Comment après cela pourrons-nous paraître sans confusion en présence de cet Enfant ? Confessons devant Lui que jusqu’ici notre conduite a été en contradiction avec la sienne ; formons la résolution de marcher désormais sur ses traces ; supplions-Le de nous rendre digne de souffrir avec Lui, non par force, mais volontairement et avec amour.
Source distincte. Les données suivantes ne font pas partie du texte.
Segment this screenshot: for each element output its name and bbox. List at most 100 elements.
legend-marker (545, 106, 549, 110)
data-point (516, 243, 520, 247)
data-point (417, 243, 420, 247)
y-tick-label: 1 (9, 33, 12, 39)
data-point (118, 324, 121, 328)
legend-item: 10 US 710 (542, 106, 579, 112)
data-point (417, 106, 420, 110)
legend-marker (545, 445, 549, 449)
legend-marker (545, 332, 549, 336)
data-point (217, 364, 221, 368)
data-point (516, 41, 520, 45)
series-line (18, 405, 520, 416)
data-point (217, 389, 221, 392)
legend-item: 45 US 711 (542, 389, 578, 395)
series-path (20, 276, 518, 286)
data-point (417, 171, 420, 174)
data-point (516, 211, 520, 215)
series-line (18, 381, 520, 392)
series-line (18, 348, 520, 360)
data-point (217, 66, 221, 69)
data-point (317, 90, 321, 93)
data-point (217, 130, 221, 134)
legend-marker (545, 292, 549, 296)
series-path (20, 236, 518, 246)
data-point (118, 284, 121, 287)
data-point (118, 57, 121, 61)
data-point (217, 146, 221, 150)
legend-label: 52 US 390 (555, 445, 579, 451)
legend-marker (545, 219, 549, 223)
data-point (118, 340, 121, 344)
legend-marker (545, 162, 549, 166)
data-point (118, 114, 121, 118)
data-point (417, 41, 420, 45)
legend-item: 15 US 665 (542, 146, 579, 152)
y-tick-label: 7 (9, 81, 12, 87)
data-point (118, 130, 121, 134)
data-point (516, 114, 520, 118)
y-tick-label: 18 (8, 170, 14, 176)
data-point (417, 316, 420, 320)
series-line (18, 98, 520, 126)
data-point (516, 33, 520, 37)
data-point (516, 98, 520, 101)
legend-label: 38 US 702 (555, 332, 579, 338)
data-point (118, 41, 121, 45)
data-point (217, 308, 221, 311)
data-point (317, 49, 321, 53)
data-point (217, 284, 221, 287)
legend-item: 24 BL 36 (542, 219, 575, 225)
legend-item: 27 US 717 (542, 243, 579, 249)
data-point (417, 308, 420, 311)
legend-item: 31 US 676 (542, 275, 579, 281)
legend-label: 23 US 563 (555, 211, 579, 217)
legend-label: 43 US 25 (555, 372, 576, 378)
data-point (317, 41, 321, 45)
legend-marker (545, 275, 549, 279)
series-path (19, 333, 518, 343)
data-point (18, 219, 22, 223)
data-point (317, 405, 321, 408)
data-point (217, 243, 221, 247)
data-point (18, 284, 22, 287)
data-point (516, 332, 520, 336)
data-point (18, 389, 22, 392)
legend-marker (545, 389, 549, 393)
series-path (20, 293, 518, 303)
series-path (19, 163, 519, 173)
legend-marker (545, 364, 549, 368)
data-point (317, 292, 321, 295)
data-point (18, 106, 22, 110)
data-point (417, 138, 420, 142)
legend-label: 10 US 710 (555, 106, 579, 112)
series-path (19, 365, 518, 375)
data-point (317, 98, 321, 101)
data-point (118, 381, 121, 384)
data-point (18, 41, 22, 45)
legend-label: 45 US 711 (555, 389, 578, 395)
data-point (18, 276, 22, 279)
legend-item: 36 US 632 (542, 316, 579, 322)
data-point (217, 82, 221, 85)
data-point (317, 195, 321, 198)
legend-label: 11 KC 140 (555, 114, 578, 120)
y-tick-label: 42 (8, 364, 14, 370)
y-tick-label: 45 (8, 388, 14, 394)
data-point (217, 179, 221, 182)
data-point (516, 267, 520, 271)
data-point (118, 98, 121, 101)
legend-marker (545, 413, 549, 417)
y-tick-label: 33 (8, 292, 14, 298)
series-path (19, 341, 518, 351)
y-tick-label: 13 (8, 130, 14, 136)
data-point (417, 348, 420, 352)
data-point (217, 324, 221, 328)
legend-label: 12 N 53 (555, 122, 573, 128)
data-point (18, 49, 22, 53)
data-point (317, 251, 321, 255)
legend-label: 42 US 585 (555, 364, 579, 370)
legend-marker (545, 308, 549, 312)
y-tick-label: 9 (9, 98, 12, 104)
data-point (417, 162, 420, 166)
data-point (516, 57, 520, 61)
Ô divin Enfant, fils de David, qui entre trois Princes faites éclater votre sagesse - car vous êtes la seconde des trois Personnes divines de l’adorable Trinité et c’est à vous que l’on attribue la sagesse - que faites-vous, faible et muet dans cette crèche ? Vous êtes en réalité ce guerrier, dont le nom signifie petit ver né dans le bois, qui tua huit cents ennemis dans une bataille ; couché sur le bois de votre pauvre berceau, où la soif de l’humiliation vous a réduit, Vous émoussez par la force de votre divin amour tous les traits de l’amour humain. Ô prince très sage et très puissant, dont le silence est une leçon et dont la faiblesse remporte des victoires, enseignez-moi, Seigneur, à supporter en silence le mépris ; détruisez dans mon cœur toutes les affections terrestres, afin que, devenant comme vous semblable à un ver de terre, je mérite de monter à votre suite dans le ciel, et de Vous y contempler éternellement sur le trône de votre gloire. Ainsi soit-il.